Farmland is seen as one of the safest, most reliable investments for large fund managers, with consistent annual returns and a strong likelihood of land price appreciation: The NCREIF Farmland Index reported total annual returns of 11.1 percent on cropland in 2021.

Perhaps no agriculture investor today is more notorious than one William Henry Gates III, who has spent billions to amass an estimated 242,000 acres of farmland as of August 2021. While Bill Gates has insisted that these acquisitions are merely investments and not a part of his advocacy against climate change, these acquisitions have raised scrutiny from critics who fear that Gates’ acquisitions will give the Microsoft founder an unacceptable degree of control over the American food supply.
“...[A]t best, Gates’ campaign to scarf up America’s agricultural real estate is a signal that feudalism may again be in vogue,” wrote Robert F. Kennedy, Jr., in an opinion column last year. “At worst, his buying spree is a harbinger of something far more alarming—the control of global food supplies by a power-hungry megalomaniac with a Napoleon complex.”

However, Gates is just one among many investors changing the agricultural industry at a rapid pace. In Iowa last year, the pool of buyers for the state’s agricultural land consisted of 35 percent investors and 65 percent farmers, in contrast to only 18 percent investors in 2019. The U.S. Department of Agriculture estimates that 70 percent of U.S. farmland is set to change hands in the next 20 years, as the baby boom retirement wave hits the industry, giving big openings for institutional investors to further entrench themselves in the agricultural industry.

With this change comes significant disruption to agrarian communities, who now find themselves faced with rapidly rising land costs and high competition.

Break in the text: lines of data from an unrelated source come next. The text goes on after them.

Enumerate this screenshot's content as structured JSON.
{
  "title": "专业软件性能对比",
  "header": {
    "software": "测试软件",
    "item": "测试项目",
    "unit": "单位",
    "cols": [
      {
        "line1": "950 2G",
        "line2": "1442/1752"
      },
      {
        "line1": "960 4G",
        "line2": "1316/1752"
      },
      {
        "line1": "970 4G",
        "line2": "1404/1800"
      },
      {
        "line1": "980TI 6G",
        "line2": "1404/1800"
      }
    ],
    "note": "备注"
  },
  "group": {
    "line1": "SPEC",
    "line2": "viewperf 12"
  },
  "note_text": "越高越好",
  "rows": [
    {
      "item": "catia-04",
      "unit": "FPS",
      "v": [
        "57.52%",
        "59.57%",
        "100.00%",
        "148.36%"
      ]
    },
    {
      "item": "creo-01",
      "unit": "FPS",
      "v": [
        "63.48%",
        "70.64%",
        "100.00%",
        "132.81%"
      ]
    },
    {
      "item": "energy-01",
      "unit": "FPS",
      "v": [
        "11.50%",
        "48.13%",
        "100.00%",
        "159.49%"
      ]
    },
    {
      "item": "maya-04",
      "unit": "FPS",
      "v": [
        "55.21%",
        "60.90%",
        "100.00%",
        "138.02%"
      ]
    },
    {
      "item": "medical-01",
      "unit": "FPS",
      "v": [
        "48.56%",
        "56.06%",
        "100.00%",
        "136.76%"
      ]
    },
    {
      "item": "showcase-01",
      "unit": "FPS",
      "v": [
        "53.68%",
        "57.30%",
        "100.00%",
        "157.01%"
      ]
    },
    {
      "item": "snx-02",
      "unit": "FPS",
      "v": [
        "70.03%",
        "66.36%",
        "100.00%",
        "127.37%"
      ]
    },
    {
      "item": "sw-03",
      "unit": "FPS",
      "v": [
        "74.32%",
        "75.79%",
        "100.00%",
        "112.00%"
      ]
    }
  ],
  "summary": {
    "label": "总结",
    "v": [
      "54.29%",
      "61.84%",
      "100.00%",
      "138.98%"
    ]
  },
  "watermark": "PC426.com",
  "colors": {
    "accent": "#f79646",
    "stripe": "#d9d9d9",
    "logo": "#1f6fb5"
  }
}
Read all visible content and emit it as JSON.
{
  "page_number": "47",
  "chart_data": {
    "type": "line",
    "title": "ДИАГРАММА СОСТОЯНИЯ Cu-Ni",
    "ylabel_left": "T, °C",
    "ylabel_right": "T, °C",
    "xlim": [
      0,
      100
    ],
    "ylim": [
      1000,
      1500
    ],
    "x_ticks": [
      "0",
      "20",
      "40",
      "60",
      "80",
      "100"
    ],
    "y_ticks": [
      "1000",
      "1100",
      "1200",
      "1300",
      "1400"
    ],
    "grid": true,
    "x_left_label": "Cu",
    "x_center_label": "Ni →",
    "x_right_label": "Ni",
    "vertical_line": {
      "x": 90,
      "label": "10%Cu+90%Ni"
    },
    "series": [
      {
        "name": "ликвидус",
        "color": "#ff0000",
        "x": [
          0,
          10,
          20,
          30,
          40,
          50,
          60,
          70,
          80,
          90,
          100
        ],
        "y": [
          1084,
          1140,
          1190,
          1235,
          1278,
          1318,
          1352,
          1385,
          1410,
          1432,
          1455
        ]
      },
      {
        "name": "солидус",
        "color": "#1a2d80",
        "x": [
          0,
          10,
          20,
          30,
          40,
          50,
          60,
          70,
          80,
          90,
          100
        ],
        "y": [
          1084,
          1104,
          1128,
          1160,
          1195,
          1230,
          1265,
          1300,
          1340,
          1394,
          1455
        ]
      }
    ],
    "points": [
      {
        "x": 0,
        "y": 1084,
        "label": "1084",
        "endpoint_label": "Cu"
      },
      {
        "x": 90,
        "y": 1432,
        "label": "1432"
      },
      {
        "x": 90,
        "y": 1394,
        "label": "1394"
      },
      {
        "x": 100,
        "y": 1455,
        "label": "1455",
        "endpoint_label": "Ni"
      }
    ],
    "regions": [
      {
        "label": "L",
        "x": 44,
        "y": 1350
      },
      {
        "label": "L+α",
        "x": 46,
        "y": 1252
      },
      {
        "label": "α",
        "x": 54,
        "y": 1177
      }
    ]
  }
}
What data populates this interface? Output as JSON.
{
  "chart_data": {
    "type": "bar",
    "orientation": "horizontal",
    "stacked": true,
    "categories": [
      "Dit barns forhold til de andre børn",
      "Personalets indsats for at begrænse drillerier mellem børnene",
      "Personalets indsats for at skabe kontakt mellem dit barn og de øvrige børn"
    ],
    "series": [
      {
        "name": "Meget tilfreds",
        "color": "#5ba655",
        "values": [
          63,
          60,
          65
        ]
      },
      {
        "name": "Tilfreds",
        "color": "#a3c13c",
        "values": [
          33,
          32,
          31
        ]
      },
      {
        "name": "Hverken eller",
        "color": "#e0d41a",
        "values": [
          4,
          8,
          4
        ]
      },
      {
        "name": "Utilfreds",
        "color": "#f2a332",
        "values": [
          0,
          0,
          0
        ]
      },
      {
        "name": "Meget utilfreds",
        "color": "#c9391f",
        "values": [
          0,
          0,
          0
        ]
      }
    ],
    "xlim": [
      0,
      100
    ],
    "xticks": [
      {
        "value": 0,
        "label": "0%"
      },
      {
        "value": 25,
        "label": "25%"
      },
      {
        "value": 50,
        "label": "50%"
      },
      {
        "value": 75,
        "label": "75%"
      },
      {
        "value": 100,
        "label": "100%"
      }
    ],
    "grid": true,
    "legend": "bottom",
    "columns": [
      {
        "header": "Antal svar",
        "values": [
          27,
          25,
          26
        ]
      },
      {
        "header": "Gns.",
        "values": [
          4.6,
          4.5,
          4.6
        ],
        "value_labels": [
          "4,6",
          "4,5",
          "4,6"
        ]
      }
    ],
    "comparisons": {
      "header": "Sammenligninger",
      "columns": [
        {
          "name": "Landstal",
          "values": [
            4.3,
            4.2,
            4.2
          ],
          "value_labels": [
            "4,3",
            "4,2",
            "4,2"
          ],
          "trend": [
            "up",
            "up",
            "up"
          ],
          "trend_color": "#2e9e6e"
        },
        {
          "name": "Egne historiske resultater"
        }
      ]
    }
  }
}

For perhaps the most extreme example, the Amish community in Pennsylvania has been particularly affected by this development, exacerbated by the demands of their rapidly growing population: In Lancaster County, sometimes called the “Amish capital of the world” for its high population of Anabaptist Plain People, only about one-third of Amish are farmers, from a population which overwhelmingly consisted of farmers one or two generations ago, as land prices have become prohibitively expensive.

However, the greatest impacts of growing institutional investment in farmland are not restricted to the hat and bonnet wearing religionists of Lancaster County: Throughout the country, the means of food production are being consolidated in the hands of relatively few investors at a rapid rate, disrupting a norm of farmland ownership by farmers which has persisted in America for generations.